クルマを処分したつもりが店頭で売られてた… 廃車手続=スクラップは誤った認識?
故障や事故で廃車にしたはずのクルマが修理されてまた店頭に……そんな経験を持つユーザーも中にはいるかもしれませんが、実はこうした行為は適切な手順を踏めば決して違法なものではありません。
「廃車」はスクラップの意味ではない?
クルマを購入する際、これまで所有していたクルマは下取りに出すか、買取業者に売却することが多いと思いますが、いずれにしても業者に引き取ってもらうことが一般的です。しかし、事故や故障で不動になってしまったり、あまりに酷使されたクルマだと値段が付かず、廃車となる場合もあります。
言葉の響きから、「クルマを廃車=スクラップ」にするというイメージを持つ人も多いかもしれませんが、実際には必ずしもスクラップするわけではありません。
本当にスクラップにすると確約したならともかく、0円で引き取ってもらった場合には、古くて傷がついていても整備を施すことで人の手に渡り、有効活用されるケースもあります。
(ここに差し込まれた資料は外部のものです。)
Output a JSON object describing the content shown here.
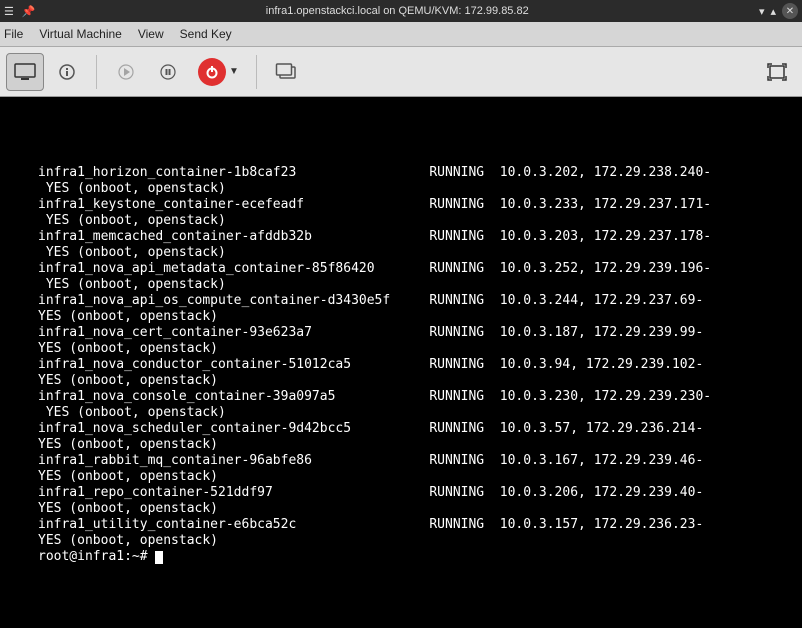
{
  "titlebar": {
    "title": "infra1.openstackci.local on QEMU/KVM: 172.99.85.82"
  },
  "menubar": {
    "file": "File",
    "vm": "Virtual Machine",
    "view": "View",
    "sendkey": "Send Key"
  },
  "terminal": {
    "containers": [
      {
        "name": "infra1_horizon_container-1b8caf23",
        "state": "RUNNING",
        "ips": "10.0.3.202, 172.29.238.240",
        "auto": "YES (onboot, openstack)"
      },
      {
        "name": "infra1_keystone_container-ecefeadf",
        "state": "RUNNING",
        "ips": "10.0.3.233, 172.29.237.171",
        "auto": "YES (onboot, openstack)"
      },
      {
        "name": "infra1_memcached_container-afddb32b",
        "state": "RUNNING",
        "ips": "10.0.3.203, 172.29.237.178",
        "auto": "YES (onboot, openstack)"
      },
      {
        "name": "infra1_nova_api_metadata_container-85f86420",
        "state": "RUNNING",
        "ips": "10.0.3.252, 172.29.239.196",
        "auto": "YES (onboot, openstack)"
      },
      {
        "name": "infra1_nova_api_os_compute_container-d3430e5f",
        "state": "RUNNING",
        "ips": "10.0.3.244, 172.29.237.69",
        "auto": "YES (onboot, openstack)"
      },
      {
        "name": "infra1_nova_cert_container-93e623a7",
        "state": "RUNNING",
        "ips": "10.0.3.187, 172.29.239.99",
        "auto": "YES (onboot, openstack)"
      },
      {
        "name": "infra1_nova_conductor_container-51012ca5",
        "state": "RUNNING",
        "ips": "10.0.3.94, 172.29.239.102",
        "auto": "YES (onboot, openstack)"
      },
      {
        "name": "infra1_nova_console_container-39a097a5",
        "state": "RUNNING",
        "ips": "10.0.3.230, 172.29.239.230",
        "auto": "YES (onboot, openstack)"
      },
      {
        "name": "infra1_nova_scheduler_container-9d42bcc5",
        "state": "RUNNING",
        "ips": "10.0.3.57, 172.29.236.214",
        "auto": "YES (onboot, openstack)"
      },
      {
        "name": "infra1_rabbit_mq_container-96abfe86",
        "state": "RUNNING",
        "ips": "10.0.3.167, 172.29.239.46",
        "auto": "YES (onboot, openstack)"
      },
      {
        "name": "infra1_repo_container-521ddf97",
        "state": "RUNNING",
        "ips": "10.0.3.206, 172.29.239.40",
        "auto": "YES (onboot, openstack)"
      },
      {
        "name": "infra1_utility_container-e6bca52c",
        "state": "RUNNING",
        "ips": "10.0.3.157, 172.29.236.23",
        "auto": "YES (onboot, openstack)"
      }
    ],
    "prompt": "root@infra1:~# ",
    "wrap_width": 90,
    "name_col_width": 50
  }
}
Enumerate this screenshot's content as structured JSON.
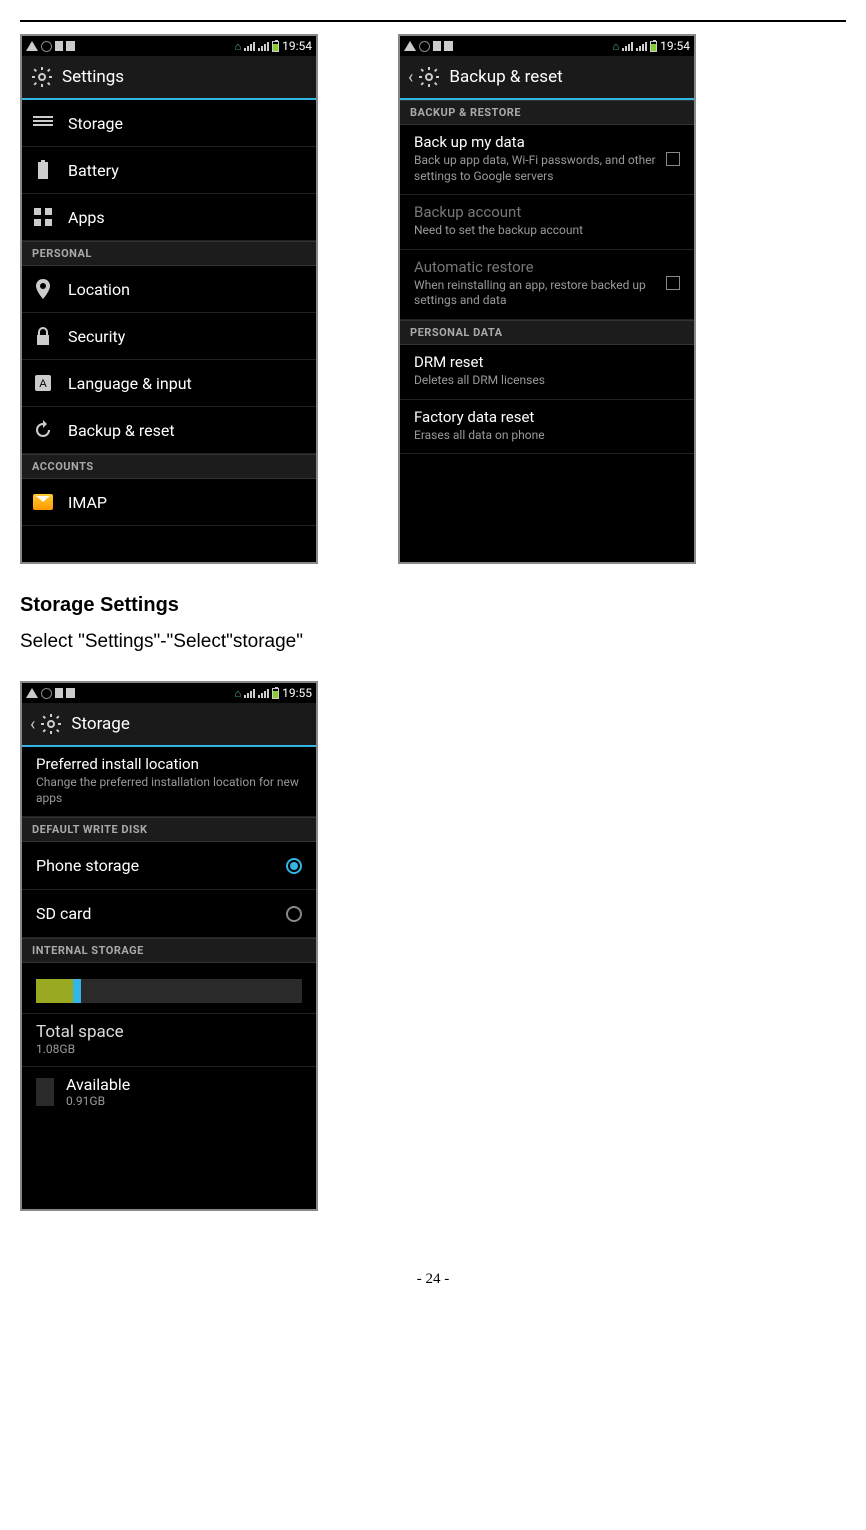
{
  "statusbar": {
    "time1": "19:54",
    "time2": "19:54",
    "time3": "19:55"
  },
  "screen1": {
    "title": "Settings",
    "items": {
      "storage": "Storage",
      "battery": "Battery",
      "apps": "Apps"
    },
    "section_personal": "PERSONAL",
    "personal": {
      "location": "Location",
      "security": "Security",
      "language": "Language & input",
      "backup": "Backup & reset"
    },
    "section_accounts": "ACCOUNTS",
    "accounts": {
      "imap": "IMAP"
    }
  },
  "screen2": {
    "title": "Backup & reset",
    "section_backup": "BACKUP & RESTORE",
    "backup_data": {
      "title": "Back up my data",
      "desc": "Back up app data, Wi-Fi passwords, and other settings to Google servers"
    },
    "backup_account": {
      "title": "Backup account",
      "desc": "Need to set the backup account"
    },
    "auto_restore": {
      "title": "Automatic restore",
      "desc": "When reinstalling an app, restore backed up settings and data"
    },
    "section_personal_data": "PERSONAL DATA",
    "drm": {
      "title": "DRM reset",
      "desc": "Deletes all DRM licenses"
    },
    "factory": {
      "title": "Factory data reset",
      "desc": "Erases all data on phone"
    }
  },
  "doc": {
    "heading": "Storage Settings",
    "text": "Select \"Settings\"-\"Select\"storage\"",
    "page": "- 24 -"
  },
  "screen3": {
    "title": "Storage",
    "pref": {
      "title": "Preferred install location",
      "desc": "Change the preferred installation location for new apps"
    },
    "section_default": "DEFAULT WRITE DISK",
    "radio1": "Phone storage",
    "radio2": "SD card",
    "section_internal": "INTERNAL STORAGE",
    "total": {
      "label": "Total space",
      "value": "1.08GB"
    },
    "available": {
      "label": "Available",
      "value": "0.91GB"
    }
  }
}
次のオーナーが気持ちよく、安全に乗るために整備代や修理代を掛けた場合、適正な価格で販売することは違法ではありません。
また、クルマ自体は廃車していてもまだ使える部品を取り外して中古部品として販売することもあり、スクラップ寸前のクルマであっても取引される中古車市場も存在します。
クルマの処分にはリサイクル料などで事前に払っている費用もありますが、鉄の部分は自動車リサイクル料に含まれず、輸送費、諸手続きの費用もかかります。くず鉄はお金になる部分もありますが、解体場所までの輸送費や、ナンバープレートを取り外して返納し、登録を解除する手続きをすることにも当然コストが掛かるのです。
真っ当な業者は前所有者の痕跡を残したままにしない
ここでいわゆる廃車の手続きをおさらいしておきます。まず、ナンバーを取り外す手続きは、「一時抹消」と「永久抹消」があり、ナンバーを取り外しただけでは「一時抹消」の手続きしか出来ず、登録された解体業者がスクラップにした証明があってはじめて「永久抹消」の手続きができます。そして、一時抹消は手続きさえすればまたナンバーを取得して公道を走ることが可能です。
しかし、いずれの手続きも最後の所有者が行うか、委任状が必要となるため、場合によっては最後のユーザーの名前が明らかになってしまう可能性があります。そのため、解体業者ではない販売店は元の名義のまま知らない業者に渡ることを防ぐため、「名義変更」というかたちで引き取るケースも多いようです。
日産の認定中古車を販売している日産自動車販売株式会社に廃車について伺いました。
──中古車販売店において、一時抹消登録はどのように行われるのでしょうか。
一時抹消登録に関しましては、買い取ったクルマは全て、一旦お客様名義から当社の会社名義に変更をし、そのうえで一時抹消登録をしています。これにより個人情報が外部に出ることはありません。
──一時抹消登録とした後、その車はどうなるのでしょうか。
中古車として販売したり、オークションに出品しています。
──中古車販売店における永久抹消登録とはどのようなものでしょうか、また、永久抹消登録は頻繁に行われるものなのでしょうか。
永久抹消登録とは、クルマを廃車にして解体業者さんに引き取ってもらう必要があります。当社では基本的には永久抹消登をしてクルマを解体することはほとんどありません。
──どのような状態のクルマの場合、永久抹消登録をするのでしょうか。
事故現状でとても修理して販売できる状態でないものであれば、永久抹消する可能性もありますが、ほとんどは永久抹消登録をすることはありません。